The more I learn about this sorry excuse of a human being in the wake of his long-overdue demise, the more I am convinced that his death is a true salvation to  this nation.

Last week, I reported that the luxury resort in West Texass where Scalia died and stayed for free was owned by J.B. Poindexter & Co., a manufacturing firm with  seven subsidiaries and a  combined annual revenue of nearly $1 billion. One of Poindexter’s companies was involved in a case that made it to the high court  last year; a case the Supreme Court declined to hear. And here we were, a year later,  where a Justice of that very same court stayed for free at the luxurious home/ranch of the owner of the company involved in a case which the Supreme Court refused to hear.

This week we find out that Dow Chemical,  one of America’s largest chemical manufacturers, agreed on Friday to settle a price-fixing lawsuit for $835 million in the wake of Justice Antonin Scalia’s death.

The company had challenged a $1 billion judgment in a high-stakes, class-action case. But without Scalia, it appears the new reality at the high court was too big a gamble for the company to continue with the litigation.

In other words, the felon chemical company was counting on Scalia to uphold his corporate malfeasance, which is why they did not want to initially settle. They knew Scalia would have their back. When he died, that certainty no longer was and so they decided it may be in their best interest to settle after all.

Speak of malfeasance: reports have surfaced of him having spent his last hours with members of a secretive society of elite hunters called the International Order of St. Hubertus. Yes, hunters. His entire life, Scalia aligned himself with power against the powerless. Be it powerless humans or powerless animals, all just the same to that old sociopath.

Knowing that his absence means that he will no longer be able to continue doing what he has been doing, puts a smile on my face. I am grateful to know he is dead.

At the same time, I am saddened that our country – or actually society – has been keeping such a contemptible human being on payroll, so to speak, for all this time, granting him safety and immunity and thus a platform from which to engage in said contemptible actions.

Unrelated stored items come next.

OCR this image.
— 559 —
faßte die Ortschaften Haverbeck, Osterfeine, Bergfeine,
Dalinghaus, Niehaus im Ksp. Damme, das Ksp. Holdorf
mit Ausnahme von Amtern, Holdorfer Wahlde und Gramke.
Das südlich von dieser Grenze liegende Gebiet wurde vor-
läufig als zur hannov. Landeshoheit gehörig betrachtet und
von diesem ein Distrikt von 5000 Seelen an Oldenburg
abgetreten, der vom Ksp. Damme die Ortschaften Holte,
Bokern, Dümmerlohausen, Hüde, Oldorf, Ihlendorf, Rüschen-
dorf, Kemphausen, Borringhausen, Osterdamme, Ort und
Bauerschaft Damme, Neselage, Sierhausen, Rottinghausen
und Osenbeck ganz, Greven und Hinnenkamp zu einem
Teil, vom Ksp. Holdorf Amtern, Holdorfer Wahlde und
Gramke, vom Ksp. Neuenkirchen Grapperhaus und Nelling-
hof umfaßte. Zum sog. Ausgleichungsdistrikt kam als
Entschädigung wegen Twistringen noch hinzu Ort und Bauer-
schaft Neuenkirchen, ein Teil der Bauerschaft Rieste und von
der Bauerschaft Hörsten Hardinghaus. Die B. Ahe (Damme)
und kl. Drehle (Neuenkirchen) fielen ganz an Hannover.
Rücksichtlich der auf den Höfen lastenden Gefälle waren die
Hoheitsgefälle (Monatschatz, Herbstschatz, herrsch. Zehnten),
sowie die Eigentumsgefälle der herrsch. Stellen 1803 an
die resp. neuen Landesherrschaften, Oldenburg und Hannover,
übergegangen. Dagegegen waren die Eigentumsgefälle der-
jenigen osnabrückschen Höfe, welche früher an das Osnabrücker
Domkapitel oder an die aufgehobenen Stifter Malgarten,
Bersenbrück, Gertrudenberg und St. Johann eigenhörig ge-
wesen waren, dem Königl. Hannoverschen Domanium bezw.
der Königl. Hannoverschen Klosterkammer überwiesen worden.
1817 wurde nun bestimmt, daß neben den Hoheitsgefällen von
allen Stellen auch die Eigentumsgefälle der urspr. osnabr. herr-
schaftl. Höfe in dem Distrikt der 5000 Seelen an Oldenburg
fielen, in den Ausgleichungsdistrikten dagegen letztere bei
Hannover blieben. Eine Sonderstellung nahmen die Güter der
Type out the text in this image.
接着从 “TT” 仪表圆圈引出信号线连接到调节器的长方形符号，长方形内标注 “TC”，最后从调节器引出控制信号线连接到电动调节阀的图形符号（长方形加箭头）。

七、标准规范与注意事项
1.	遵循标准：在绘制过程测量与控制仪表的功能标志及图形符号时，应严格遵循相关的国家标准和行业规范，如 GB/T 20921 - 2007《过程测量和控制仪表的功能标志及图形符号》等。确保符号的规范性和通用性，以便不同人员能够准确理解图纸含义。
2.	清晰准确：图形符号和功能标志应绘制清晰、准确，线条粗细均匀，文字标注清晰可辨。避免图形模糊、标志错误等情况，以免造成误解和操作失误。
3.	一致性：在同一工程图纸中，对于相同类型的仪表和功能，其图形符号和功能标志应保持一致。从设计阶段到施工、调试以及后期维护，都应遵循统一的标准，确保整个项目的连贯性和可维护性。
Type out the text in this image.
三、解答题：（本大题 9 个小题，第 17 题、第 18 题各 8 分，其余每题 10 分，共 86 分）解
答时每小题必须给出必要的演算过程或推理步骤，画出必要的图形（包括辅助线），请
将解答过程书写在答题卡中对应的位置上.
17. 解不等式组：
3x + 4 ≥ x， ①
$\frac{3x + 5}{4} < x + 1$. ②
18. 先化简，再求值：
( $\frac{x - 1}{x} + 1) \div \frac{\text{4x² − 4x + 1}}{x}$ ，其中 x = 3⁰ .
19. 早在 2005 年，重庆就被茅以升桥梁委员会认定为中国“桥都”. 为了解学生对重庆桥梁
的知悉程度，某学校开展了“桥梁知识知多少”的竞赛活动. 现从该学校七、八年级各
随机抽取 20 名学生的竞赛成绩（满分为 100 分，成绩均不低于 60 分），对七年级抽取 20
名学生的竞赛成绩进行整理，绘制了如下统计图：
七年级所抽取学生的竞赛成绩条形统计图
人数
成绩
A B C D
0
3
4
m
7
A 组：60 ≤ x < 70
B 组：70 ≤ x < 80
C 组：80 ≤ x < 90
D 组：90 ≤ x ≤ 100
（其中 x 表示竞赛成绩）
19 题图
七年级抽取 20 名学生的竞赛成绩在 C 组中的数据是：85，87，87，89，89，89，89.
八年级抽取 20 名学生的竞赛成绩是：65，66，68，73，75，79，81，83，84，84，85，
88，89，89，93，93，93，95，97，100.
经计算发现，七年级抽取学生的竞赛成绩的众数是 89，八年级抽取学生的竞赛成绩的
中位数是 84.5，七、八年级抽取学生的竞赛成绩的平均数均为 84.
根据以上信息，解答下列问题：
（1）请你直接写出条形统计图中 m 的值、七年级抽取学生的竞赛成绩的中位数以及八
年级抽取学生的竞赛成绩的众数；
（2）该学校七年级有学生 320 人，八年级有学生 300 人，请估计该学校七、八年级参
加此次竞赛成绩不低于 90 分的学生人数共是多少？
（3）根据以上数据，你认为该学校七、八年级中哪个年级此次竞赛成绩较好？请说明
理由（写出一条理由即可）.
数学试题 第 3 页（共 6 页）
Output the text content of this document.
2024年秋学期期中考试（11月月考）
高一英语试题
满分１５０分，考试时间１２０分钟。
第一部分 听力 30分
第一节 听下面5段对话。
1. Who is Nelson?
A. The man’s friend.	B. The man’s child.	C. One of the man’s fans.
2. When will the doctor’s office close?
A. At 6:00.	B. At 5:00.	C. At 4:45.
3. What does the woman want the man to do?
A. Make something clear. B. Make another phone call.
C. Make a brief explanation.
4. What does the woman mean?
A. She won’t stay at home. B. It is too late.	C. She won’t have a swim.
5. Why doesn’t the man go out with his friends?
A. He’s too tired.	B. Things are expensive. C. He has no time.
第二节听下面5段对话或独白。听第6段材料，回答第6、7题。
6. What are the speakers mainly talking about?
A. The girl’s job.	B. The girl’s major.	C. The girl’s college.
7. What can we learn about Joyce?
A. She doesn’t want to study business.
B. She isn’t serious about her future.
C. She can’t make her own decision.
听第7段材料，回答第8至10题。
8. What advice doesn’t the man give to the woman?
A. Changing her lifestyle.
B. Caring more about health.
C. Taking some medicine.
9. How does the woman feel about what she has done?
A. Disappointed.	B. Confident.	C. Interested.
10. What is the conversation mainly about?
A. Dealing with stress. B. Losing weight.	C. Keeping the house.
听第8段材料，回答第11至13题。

I am sad and contemptuous that we live in a society where someone so vile and reprehensible as Scalia could not only thrive, but where he would be celebrated and hailed as a brilliant man, scholar and leader for whom nations lower their flags in his honor.

I do know that he was a terrible person who did not contribute a single positive thing to the world he lived in.  What troubles me is that so many people don’t.